Archive

Archive for July 6th, 2010

Using Mockito’s Spy to mock hierarchical objects

July 6th, 2010 Shrihari No comments

Mocking in Mockito using mock() method is straight-forward for POJO(s) with no inheritance.  However for objects which are defined as part of class hierarchies, using mock() to alter parental behaviour cannot be implemented.
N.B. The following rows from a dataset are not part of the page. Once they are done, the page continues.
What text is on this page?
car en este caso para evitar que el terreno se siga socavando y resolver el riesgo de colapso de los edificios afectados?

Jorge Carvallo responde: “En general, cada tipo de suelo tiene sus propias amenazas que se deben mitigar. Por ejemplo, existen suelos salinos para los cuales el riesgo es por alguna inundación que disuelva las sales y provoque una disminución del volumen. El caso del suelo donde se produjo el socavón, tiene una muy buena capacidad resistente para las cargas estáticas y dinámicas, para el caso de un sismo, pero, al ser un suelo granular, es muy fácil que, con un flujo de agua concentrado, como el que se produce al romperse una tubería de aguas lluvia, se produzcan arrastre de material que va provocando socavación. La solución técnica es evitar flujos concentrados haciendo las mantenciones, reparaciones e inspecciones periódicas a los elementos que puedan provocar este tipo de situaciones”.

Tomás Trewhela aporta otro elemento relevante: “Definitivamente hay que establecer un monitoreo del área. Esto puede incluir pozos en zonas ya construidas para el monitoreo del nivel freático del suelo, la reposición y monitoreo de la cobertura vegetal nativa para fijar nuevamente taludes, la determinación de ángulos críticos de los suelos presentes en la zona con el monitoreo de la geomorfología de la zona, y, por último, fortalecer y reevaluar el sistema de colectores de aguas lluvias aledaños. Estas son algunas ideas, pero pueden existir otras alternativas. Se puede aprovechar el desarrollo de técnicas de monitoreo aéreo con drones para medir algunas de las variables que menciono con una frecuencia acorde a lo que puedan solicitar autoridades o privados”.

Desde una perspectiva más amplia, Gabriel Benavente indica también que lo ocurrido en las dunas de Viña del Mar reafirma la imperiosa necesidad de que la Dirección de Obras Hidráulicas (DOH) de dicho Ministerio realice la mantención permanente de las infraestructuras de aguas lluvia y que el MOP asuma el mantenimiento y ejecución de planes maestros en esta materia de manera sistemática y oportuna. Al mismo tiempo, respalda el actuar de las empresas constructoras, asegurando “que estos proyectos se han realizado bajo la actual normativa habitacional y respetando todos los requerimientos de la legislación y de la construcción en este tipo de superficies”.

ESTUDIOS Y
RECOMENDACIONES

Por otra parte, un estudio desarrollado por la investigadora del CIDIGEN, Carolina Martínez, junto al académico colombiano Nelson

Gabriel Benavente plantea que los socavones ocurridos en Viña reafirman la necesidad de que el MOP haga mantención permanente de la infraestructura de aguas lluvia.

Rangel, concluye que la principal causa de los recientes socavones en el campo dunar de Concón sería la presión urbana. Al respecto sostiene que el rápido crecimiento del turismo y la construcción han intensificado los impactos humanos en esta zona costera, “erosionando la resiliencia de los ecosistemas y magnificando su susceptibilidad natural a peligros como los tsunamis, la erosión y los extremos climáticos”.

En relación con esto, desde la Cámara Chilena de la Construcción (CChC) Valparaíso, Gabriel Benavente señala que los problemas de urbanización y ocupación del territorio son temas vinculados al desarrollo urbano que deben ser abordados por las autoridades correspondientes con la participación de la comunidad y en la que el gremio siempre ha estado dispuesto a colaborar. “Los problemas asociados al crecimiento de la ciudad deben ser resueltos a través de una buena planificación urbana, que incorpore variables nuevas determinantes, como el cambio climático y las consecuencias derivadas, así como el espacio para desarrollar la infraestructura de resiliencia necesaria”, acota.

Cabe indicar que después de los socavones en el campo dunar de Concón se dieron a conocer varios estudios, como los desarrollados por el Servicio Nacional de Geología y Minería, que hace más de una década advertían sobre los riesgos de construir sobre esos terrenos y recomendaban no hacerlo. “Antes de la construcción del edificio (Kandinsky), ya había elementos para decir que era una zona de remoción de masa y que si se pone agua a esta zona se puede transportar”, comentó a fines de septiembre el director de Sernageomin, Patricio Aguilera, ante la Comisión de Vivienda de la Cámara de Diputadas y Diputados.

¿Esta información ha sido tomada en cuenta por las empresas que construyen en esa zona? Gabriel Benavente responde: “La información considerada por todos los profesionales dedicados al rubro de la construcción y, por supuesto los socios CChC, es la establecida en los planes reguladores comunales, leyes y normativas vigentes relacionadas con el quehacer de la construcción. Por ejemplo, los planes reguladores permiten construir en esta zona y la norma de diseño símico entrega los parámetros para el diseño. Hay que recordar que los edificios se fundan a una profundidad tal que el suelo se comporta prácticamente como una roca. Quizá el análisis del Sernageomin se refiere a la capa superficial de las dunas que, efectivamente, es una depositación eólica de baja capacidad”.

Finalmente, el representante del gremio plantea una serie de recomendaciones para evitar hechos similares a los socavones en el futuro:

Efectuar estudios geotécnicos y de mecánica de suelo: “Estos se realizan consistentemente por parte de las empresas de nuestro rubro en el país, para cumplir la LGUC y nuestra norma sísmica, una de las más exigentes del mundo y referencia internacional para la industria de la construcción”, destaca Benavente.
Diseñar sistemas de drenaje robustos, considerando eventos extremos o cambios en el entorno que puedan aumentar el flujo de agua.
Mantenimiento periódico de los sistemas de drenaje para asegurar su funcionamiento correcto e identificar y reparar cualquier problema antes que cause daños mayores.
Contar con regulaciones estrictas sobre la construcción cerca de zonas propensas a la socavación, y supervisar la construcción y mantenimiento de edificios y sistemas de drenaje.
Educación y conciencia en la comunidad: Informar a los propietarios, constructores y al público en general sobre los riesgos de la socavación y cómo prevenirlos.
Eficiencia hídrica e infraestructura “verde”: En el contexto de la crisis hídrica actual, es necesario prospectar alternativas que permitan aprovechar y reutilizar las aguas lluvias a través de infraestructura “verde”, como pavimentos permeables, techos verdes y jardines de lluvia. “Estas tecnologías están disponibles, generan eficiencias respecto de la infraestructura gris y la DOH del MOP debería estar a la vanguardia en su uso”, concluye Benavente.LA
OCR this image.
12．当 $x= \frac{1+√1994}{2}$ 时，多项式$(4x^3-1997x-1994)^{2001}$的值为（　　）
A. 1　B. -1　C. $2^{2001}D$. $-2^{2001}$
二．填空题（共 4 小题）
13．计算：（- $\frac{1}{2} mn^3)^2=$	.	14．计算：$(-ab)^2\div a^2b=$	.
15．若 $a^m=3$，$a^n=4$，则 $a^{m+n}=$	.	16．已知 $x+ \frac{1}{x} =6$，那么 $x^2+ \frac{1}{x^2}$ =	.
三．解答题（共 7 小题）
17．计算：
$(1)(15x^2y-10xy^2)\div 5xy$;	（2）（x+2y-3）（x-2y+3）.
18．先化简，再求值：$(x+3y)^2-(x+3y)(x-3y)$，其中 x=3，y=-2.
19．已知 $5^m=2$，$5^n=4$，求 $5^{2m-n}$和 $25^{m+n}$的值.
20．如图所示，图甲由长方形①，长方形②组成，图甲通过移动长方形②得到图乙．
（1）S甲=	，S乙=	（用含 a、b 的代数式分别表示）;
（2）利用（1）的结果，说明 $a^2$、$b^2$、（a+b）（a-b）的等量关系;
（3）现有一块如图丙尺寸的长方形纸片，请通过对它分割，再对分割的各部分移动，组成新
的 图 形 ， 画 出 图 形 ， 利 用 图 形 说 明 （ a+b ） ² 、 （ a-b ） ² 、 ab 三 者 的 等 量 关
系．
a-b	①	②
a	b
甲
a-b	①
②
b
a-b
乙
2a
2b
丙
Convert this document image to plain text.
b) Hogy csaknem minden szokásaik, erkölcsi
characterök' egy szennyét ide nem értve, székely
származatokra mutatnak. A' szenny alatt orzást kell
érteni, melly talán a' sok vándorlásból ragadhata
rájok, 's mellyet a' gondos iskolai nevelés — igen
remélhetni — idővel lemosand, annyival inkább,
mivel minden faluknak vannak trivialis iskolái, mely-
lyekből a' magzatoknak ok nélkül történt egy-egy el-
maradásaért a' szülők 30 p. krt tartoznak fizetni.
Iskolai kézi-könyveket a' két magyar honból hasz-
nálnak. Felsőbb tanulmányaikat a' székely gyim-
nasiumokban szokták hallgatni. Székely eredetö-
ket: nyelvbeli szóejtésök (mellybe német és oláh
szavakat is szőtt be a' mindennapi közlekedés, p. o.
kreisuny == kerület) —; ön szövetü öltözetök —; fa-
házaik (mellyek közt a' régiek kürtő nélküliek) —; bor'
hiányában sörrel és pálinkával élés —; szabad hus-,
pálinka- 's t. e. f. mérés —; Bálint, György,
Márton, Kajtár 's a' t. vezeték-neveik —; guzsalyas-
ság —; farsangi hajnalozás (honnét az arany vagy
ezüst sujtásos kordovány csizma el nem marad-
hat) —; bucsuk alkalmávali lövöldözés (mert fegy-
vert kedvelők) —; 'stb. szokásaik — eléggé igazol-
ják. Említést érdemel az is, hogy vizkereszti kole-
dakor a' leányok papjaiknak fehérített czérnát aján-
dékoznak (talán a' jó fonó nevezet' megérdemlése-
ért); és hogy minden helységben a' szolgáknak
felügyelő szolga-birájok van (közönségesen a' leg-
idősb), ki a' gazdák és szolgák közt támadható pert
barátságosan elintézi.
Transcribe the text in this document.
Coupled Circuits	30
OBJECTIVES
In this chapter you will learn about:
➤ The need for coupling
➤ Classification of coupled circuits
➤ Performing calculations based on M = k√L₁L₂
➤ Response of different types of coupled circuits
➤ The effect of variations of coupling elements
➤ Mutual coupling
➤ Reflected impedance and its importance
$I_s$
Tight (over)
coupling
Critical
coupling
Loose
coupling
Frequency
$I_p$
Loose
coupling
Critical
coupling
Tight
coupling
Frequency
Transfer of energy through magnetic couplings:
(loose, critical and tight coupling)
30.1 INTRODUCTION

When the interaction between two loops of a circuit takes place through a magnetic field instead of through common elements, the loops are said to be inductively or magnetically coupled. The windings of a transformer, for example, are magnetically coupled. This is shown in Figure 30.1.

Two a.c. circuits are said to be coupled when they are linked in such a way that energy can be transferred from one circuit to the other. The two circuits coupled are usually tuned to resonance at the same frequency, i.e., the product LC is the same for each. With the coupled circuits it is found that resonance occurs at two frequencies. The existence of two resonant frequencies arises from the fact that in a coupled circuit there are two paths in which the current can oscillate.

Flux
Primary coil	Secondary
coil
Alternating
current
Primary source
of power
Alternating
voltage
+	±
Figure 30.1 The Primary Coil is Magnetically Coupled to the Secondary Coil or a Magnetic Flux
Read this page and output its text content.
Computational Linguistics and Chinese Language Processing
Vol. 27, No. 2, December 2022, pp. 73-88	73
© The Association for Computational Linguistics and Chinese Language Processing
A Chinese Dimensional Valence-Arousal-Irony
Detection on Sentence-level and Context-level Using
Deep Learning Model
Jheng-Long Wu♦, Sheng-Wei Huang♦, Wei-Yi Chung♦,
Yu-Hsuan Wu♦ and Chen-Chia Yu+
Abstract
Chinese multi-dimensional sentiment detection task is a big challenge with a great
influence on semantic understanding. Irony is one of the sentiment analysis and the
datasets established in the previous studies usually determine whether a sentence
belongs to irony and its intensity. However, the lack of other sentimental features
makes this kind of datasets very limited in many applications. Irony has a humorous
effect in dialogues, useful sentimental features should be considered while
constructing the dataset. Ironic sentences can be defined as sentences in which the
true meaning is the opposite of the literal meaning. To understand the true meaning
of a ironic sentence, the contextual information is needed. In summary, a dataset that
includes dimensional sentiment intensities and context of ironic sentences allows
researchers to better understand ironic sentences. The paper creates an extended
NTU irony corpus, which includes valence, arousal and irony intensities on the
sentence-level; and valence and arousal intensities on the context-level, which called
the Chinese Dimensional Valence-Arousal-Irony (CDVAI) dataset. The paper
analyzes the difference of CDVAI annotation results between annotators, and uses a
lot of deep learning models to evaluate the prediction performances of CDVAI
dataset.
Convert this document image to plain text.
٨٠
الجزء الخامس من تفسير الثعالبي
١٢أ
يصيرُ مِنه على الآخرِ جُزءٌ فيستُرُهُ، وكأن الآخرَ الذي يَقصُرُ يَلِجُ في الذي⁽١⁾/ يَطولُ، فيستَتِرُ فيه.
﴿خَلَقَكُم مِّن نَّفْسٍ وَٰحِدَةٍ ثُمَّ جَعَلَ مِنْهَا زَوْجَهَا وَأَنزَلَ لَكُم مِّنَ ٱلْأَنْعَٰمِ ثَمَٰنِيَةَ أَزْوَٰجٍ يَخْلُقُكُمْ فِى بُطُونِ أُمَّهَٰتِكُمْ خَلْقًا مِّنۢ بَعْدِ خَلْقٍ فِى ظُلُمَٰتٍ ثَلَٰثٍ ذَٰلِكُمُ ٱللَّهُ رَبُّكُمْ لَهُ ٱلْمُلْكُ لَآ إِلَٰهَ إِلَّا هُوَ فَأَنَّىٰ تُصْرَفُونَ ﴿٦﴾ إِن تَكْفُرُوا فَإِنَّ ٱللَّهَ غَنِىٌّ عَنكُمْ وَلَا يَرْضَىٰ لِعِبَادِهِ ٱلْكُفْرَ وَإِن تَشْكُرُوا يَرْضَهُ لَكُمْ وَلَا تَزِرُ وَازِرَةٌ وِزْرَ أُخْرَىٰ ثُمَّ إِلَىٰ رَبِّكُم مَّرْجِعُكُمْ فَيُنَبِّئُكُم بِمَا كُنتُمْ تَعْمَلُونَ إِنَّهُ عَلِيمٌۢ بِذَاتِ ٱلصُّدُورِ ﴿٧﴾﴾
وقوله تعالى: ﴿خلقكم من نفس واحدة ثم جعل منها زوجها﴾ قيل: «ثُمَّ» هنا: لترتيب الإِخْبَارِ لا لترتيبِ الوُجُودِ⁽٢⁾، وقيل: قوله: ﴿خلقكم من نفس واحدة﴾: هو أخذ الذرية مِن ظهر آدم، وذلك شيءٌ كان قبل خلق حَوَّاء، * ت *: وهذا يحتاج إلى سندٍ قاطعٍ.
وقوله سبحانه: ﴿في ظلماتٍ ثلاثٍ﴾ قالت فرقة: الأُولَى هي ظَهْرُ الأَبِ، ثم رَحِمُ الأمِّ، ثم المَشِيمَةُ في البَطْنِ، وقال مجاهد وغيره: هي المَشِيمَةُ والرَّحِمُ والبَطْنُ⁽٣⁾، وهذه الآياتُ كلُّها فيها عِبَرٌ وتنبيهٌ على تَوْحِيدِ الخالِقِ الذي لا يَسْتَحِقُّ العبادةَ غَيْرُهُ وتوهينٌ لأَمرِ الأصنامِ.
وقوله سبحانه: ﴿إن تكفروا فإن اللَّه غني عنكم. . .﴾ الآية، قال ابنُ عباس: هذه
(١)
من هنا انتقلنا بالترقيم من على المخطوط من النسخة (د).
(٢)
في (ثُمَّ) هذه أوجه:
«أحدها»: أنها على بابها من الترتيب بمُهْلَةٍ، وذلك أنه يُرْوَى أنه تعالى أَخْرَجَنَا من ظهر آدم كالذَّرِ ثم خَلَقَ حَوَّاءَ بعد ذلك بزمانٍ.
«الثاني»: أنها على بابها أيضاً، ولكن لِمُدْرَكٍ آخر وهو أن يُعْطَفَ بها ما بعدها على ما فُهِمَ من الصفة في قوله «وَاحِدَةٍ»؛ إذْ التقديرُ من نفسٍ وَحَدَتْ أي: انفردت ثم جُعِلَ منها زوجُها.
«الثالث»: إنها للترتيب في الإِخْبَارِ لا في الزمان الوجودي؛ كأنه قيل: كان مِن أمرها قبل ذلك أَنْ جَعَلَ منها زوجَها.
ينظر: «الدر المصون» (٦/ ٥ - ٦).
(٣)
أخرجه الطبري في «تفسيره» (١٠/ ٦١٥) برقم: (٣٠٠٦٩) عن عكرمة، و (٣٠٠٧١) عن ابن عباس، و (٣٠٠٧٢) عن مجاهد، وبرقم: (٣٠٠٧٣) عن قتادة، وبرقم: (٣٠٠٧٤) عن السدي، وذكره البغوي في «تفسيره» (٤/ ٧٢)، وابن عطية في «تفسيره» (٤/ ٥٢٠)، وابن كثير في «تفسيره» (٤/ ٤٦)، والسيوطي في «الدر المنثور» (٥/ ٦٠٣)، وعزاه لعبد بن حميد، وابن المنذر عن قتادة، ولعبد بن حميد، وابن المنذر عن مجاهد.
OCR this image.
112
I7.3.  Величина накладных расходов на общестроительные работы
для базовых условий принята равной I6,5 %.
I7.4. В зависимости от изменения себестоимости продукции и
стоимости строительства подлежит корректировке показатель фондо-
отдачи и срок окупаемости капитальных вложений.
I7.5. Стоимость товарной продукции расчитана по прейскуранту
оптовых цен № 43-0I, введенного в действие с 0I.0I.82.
Lets take an example of a base class such as Staff with derived classes: Employee and Contractor as given below:

public class Staff {
    protected String name;
    protected Integer age;
    protected String deptname;
    //other fields, setters and accessors.
}

The Employee/Contractor class look like this

public class Employee extends Staff {
   private String employeeID;
   private Date joinDate;
   //setters and accessors.
}

public class Contractor extends Staff {
    private String contractorID;
    private String fromCompany;
    private Long contractDuration'
    //setters and accessors.
}

Lets now mock Contractor object and stub the name (parental attribute) behaviour:

  Contractor contractor = mock(Contractor.class);
  when(contractor.getName()).thenReturn("John Smith");
  assertEquals(contractor.getName(), "John Smith");

Unfortunately the above code is not able to induce name behaviour using stubbing and assertEquals fails in the above code . Now Mockito provides spy() for creating pseudo mock on real objects. This indeed provides a breather to mock hierarchical objects as show below for the example we have

  Contractor contractor = new Contractor();
  contractor.setName("John Smith");
  Contractor mocked = spy(contractor);
  //other stubbing logic
  assertEquals(contractor.getName(), "John Smith");

This way we can alter functional behaviour for parental properties as well.